Yesterday morning, my mom sent a video to my sisters and me to tell us that our grandma was going into hospice care.
She followed that up by telling us we were shitty kids that didn’t care about any of our grandparents so obviously the news wouldn’t matter to us.
This is not an uncommon tactic my mom uses for “dealing” with her grief. But it took me until January this year – until I was almost 43 years old – to realize just how inappropriate and manipulative this behavior is.
It was the proverbial straw for me. I called her out on her behavior. Her response, late last night, was to deny all responsibility for her words. If I was offended or upset, she said, that was on me, not her. Again, not an uncommon response from my mother.

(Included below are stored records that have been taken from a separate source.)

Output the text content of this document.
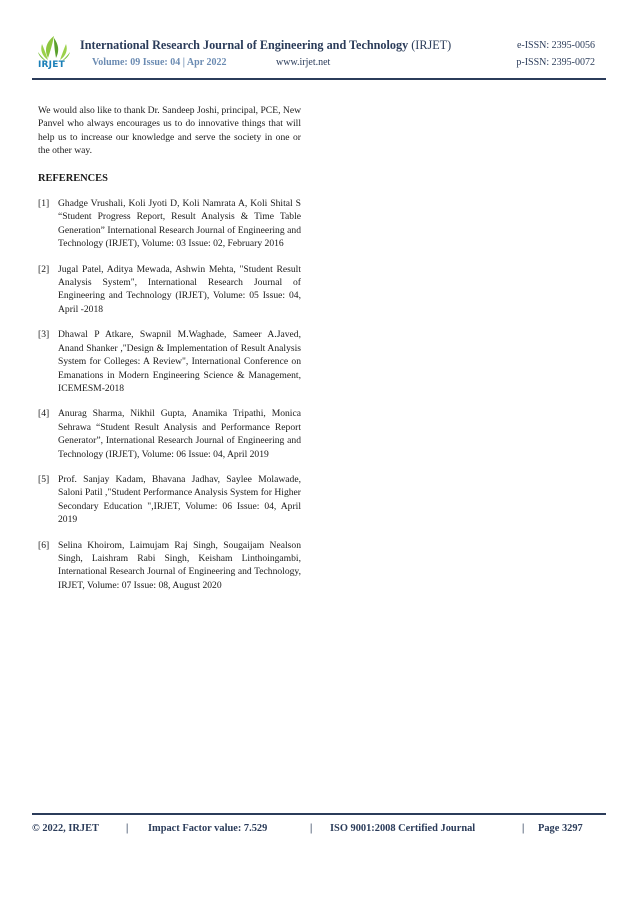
IRJET
International Research Journal of Engineering and Technology (IRJET)	e-ISSN: 2395-0056
Volume: 09 Issue: 04 | Apr 2022	www.irjet.net	p-ISSN: 2395-0072

We would also like to thank Dr. Sandeep Joshi, principal, PCE, New Panvel who always encourages us to do innovative things that will help us to increase our knowledge and serve the society in one or the other way.

REFERENCES
[1] Ghadge Vrushali, Koli Jyoti D, Koli Namrata A, Koli Shital S “Student Progress Report, Result Analysis & Time Table Generation” International Research Journal of Engineering and Technology (IRJET), Volume: 03 Issue: 02, February 2016
[2] Jugal Patel, Aditya Mewada, Ashwin Mehta, "Student Result Analysis System", International Research Journal of Engineering and Technology (IRJET), Volume: 05 Issue: 04, April -2018
[3] Dhawal P Atkare, Swapnil M.Waghade, Sameer A.Javed, Anand Shanker ,"Design & Implementation of Result Analysis System for Colleges: A Review", International Conference on Emanations in Modern Engineering Science & Management, ICEMESM-2018
[4] Anurag Sharma, Nikhil Gupta, Anamika Tripathi, Monica Sehrawa “Student Result Analysis and Performance Report Generator”, International Research Journal of Engineering and Technology (IRJET), Volume: 06 Issue: 04, April 2019
[5] Prof. Sanjay Kadam, Bhavana Jadhav, Saylee Molawade, Saloni Patil ,"Student Performance Analysis System for Higher Secondary Education ",IRJET, Volume: 06 Issue: 04, April 2019
[6] Selina Khoirom, Laimujam Raj Singh, Sougaijam Nealson Singh, Laishram Rabi Singh, Keisham Linthoingambi, International Research Journal of Engineering and Technology, IRJET, Volume: 07 Issue: 08, August 2020
© 2022, IRJET	| Impact Factor value: 7.529	| ISO 9001:2008 Certified Journal	| Page 3297
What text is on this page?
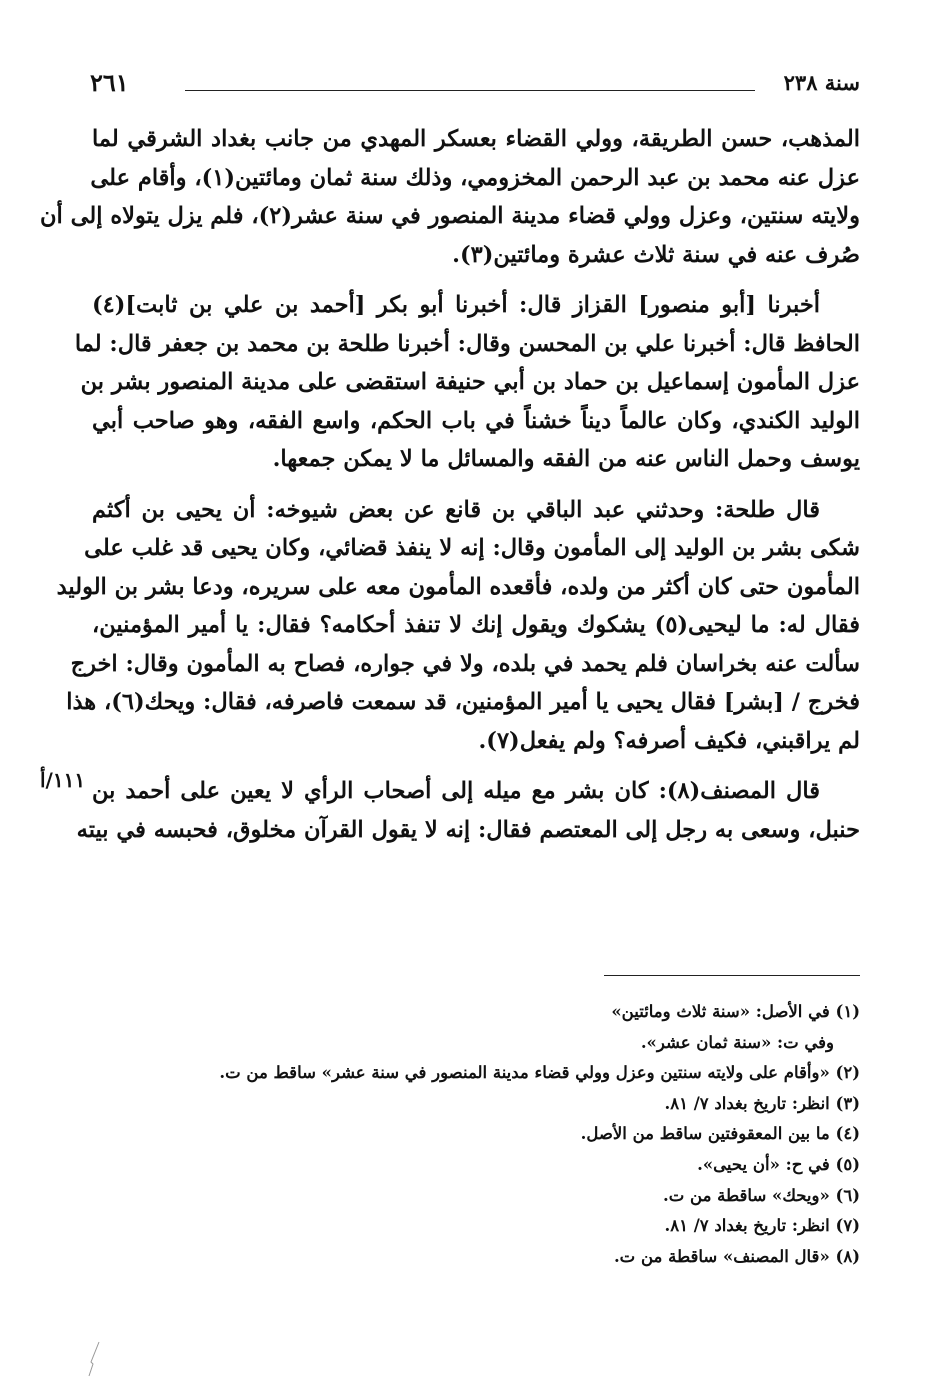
سنة ٢٣٨
٢٦١
المذهب، حسن الطريقة، وولي القضاء بعسكر المهدي من جانب بغداد الشرقي لما
عزل عنه محمد بن عبد الرحمن المخزومي، وذلك سنة ثمان ومائتين(١)، وأقام على
ولايته سنتين، وعزل وولي قضاء مدينة المنصور في سنة عشر(٢)، فلم يزل يتولاه إلى أن
صُرف عنه في سنة ثلاث عشرة ومائتين(٣).
أخبرنا [أبو منصور] القزاز قال: أخبرنا أبو بكر [أحمد بن علي بن ثابت](٤)
الحافظ قال: أخبرنا علي بن المحسن وقال: أخبرنا طلحة بن محمد بن جعفر قال: لما
عزل المأمون إسماعيل بن حماد بن أبي حنيفة استقضى على مدينة المنصور بشر بن
الوليد الكندي، وكان عالماً ديناً خشناً في باب الحكم، واسع الفقه، وهو صاحب أبي
يوسف وحمل الناس عنه من الفقه والمسائل ما لا يمكن جمعها.
قال طلحة: وحدثني عبد الباقي بن قانع عن بعض شيوخه: أن يحيى بن أكثم
شكى بشر بن الوليد إلى المأمون وقال: إنه لا ينفذ قضائي، وكان يحيى قد غلب على
المأمون حتى كان أكثر من ولده، فأقعده المأمون معه على سريره، ودعا بشر بن الوليد
فقال له: ما ليحيى(٥) يشكوك ويقول إنك لا تنفذ أحكامه؟ فقال: يا أمير المؤمنين،
سألت عنه بخراسان فلم يحمد في بلده، ولا في جواره، فصاح به المأمون وقال: اخرج
فخرج / [بشر] فقال يحيى يا أمير المؤمنين، قد سمعت فاصرفه، فقال: ويحك(٦)، هذا
لم يراقبني، فكيف أصرفه؟ ولم يفعل(٧).
قال المصنف(٨): كان بشر مع ميله إلى أصحاب الرأي لا يعين على أحمد بن
حنبل، وسعى به رجل إلى المعتصم فقال: إنه لا يقول القرآن مخلوق، فحبسه في بيته
١١١/أ
(١) في الأصل: «سنة ثلاث ومائتين»
وفي ت: «سنة ثمان عشر».
(٢) «وأقام على ولايته سنتين وعزل وولي قضاء مدينة المنصور في سنة عشر» ساقط من ت.
(٣) انظر: تاريخ بغداد ٧/ ٨١.
(٤) ما بين المعقوفتين ساقط من الأصل.
(٥) في ح: «أن يحيى».
(٦) «ويحك» ساقطة من ت.
(٧) انظر: تاريخ بغداد ٧/ ٨١.
(٨) «قال المصنف» ساقطة من ت.
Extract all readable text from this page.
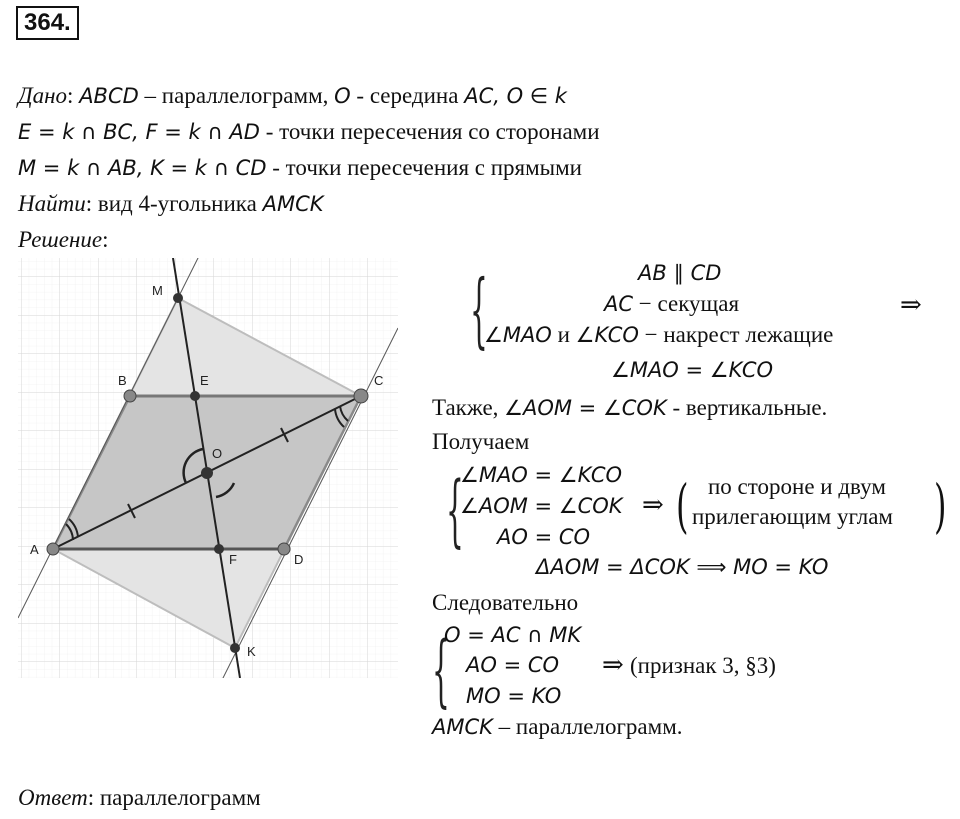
364.
Дано: ABCD – параллелограмм, O - середина AC, O ∈ k
E = k ∩ BC, F = k ∩ AD - точки пересечения со сторонами
M = k ∩ AB, K = k ∩ CD - точки пересечения с прямыми
Найти: вид 4-угольника AMCK
Решение:
M
B	E	C
O
A
F	D
K
{	AB ∥ CD
AC − секущая
∠MAO и ∠KCO − накрест лежащие
⇒
∠MAO = ∠KCO
Также, ∠AOM = ∠COK - вертикальные.
Получаем
{
∠MAO = ∠KCO
∠AOM = ∠COK
AO = CO
⇒ (	)
по стороне и двум
прилегающим углам
ΔAOM = ΔCOK ⟹ MO = KO
Следовательно
{
O = AC ∩ MK
AO = CO
MO = KO
⇒ (признак 3, §3)
AMCK – параллелограмм.
Ответ: параллелограмм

All of that makes the perfectly normal and healthy grief for a dying family member so much more complicated, and so much worse.
It’s ironic. All I’ve ever wanted was to be part of a large, happy family. I never realized that that was because my own family was abusive and dysfunctional. So there’s that.
Now, all I can think is fuck that. Fuck them. I’m done. And I can’t wait to move away from here.
I liked this, but to clarify that I don’t like the situation. I like your attitude because sometimes you have to speak your piece and let it lie. It doesn’t make it any easier though.
I basically said goodbye to many of my biological family members many years ago for similar reasons. While I do sometimes regret that I don’t have a larger extended biological family, I’ve never regretted that decision. Not once. Not even a little.
There’s a lot of us out in the world who have made our own families. We’re doing very well. So will you.
WOW. What an awful thing to say to your own children, especially when you’re grieving. I’m so sorry you’re dealing with this toxicity. I’ve had to cut family members off because of their behavior, but I can’t imagine how painful that would be from your own mother. That sucks.
I’m so sorry you have to deal with that. I hope your siblings are there for you.
I’m so sorry to hear that.
Thank you all. I think it’s better not to continue to live in the delusion I’ve used to placate myself for the last 40 years, no matter how painful that is.